Parfois, quand je me balade dans Paris, je pense aux personnages de films ou de romans qui ont emprunté un jour ces mêmes rues, ces mêmes cafés, attrapés un taxi ici ou une balle perdue là. C'est surtout vrai avec des personnages récurents dont on a pu suivre des années durant les aventures, les Maigret, les Burma.
C'est vrai aussi avec les personnages des romans de Dominique Sylvain. Tout du moins jusqu'à l'an dernier. En effet, Dominique Sylvain a choisi avec L'archange du chaos de rompre avec les séries. Cela se confirme avec ce Kabukicho qui sort en ce mois d'octobre 2016.

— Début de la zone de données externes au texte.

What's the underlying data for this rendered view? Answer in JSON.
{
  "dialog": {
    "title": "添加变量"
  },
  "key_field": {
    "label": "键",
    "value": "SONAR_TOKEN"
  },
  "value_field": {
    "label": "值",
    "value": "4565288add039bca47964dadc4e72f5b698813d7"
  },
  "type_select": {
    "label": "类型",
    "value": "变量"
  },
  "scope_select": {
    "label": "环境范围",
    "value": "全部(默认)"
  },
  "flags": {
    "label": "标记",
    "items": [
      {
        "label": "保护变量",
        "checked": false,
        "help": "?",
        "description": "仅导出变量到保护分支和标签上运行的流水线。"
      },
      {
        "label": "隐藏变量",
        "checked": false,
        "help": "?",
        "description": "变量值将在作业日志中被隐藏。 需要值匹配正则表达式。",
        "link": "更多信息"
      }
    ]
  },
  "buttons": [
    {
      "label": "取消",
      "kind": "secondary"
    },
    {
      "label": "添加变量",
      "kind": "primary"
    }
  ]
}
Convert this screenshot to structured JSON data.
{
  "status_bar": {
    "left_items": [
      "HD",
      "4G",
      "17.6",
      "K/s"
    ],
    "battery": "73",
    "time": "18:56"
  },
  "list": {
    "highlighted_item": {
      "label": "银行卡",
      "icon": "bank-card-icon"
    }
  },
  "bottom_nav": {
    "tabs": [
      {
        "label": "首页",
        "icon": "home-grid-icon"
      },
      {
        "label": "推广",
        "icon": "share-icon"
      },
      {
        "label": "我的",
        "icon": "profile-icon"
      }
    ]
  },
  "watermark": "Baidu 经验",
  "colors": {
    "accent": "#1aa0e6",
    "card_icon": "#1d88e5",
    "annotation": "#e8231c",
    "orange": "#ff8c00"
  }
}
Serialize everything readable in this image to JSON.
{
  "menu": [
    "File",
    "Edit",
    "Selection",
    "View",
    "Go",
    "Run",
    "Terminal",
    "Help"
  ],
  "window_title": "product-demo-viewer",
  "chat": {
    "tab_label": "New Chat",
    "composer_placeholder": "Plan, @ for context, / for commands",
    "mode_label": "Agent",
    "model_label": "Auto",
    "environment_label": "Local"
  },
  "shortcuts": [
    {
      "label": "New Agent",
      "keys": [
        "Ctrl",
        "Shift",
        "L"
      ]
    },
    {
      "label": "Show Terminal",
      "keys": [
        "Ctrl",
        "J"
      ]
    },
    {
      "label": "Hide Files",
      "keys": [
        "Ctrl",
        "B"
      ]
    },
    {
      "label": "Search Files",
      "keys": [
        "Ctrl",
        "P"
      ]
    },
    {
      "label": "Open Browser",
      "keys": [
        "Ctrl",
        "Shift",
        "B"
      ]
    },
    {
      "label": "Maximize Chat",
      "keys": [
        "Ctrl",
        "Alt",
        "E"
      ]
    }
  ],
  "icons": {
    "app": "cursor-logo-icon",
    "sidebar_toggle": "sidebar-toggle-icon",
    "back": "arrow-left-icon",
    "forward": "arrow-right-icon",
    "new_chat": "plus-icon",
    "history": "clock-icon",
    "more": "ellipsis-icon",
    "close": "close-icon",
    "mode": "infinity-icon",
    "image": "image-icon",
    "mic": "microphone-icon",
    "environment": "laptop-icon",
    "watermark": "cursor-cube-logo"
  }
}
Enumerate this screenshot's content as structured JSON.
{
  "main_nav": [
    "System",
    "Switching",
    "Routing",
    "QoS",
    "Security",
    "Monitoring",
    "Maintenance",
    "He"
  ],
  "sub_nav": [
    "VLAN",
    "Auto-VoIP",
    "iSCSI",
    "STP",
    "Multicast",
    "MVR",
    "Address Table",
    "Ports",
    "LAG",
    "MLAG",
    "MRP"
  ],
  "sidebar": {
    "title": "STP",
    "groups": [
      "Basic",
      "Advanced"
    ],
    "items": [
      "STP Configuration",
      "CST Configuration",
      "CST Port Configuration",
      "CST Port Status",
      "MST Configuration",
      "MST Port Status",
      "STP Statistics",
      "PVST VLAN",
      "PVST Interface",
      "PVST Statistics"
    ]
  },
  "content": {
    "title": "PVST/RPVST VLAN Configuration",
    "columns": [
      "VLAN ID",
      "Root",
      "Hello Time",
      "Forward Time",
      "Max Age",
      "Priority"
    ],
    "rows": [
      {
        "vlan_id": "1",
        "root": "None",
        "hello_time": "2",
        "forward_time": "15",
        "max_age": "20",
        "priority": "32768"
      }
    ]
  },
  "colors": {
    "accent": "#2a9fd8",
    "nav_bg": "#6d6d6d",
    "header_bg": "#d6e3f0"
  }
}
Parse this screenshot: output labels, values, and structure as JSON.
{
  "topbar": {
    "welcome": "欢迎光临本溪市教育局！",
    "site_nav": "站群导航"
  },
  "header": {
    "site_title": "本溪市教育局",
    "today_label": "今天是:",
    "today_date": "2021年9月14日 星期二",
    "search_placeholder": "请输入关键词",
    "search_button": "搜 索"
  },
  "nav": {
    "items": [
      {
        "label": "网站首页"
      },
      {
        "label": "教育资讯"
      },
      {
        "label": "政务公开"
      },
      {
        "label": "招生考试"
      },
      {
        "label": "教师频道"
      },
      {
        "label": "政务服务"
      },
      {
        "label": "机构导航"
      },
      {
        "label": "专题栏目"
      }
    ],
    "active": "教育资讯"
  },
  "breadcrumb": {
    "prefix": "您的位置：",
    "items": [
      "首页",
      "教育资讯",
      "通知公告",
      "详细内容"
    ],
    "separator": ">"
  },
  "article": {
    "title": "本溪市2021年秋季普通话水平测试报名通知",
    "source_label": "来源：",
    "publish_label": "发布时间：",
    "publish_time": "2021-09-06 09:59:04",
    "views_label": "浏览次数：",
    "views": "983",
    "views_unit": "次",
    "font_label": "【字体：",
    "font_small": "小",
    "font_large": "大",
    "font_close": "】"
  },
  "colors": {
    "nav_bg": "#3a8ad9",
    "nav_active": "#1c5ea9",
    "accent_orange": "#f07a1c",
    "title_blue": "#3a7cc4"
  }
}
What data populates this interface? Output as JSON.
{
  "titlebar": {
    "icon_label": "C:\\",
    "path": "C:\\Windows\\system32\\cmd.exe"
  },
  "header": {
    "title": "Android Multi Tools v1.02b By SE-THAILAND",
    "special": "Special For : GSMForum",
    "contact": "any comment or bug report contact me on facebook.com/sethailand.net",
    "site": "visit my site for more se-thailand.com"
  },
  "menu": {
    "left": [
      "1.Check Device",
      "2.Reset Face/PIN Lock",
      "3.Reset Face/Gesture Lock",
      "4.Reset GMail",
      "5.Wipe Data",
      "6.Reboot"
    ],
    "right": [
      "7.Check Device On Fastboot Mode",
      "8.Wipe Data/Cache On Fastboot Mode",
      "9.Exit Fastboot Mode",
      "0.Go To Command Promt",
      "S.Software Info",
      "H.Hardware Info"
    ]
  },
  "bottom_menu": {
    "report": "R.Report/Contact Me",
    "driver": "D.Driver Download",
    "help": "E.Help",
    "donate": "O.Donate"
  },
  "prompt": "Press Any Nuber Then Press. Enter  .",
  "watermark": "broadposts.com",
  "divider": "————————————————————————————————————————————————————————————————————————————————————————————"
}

Pourtant, on aimait retrouver Lola, Ingrid, Louise, le bistrot des habitués avec le plat du jour que l'on rêve de déguster pour de vrai, le psy, son chien, le passage du désir... Tous ces gens, ces lieux tellement vivants à travers les mots de leur créatrice que l'on se surprend à vouloir les retrouver au coin de la rue.
Bref, en attendant peut-être un jour de recroiser Lola Jost en train d'acheter un nouveau puzzle, on se retrouve donc avec un nouveau roman qui se déroule, comme c'était le cas pour "Baka !", son premier ouvrage, au Japon. Faisons fi de l'histoire, la quatrième de couverture vous éclairera déjà sufisamment sur l'intrigue qui vous attend. Raconter l'intrigue d'un polar c'est à mon goût déjà trop en dire, mais sachez qu'il y aura au moins un crime.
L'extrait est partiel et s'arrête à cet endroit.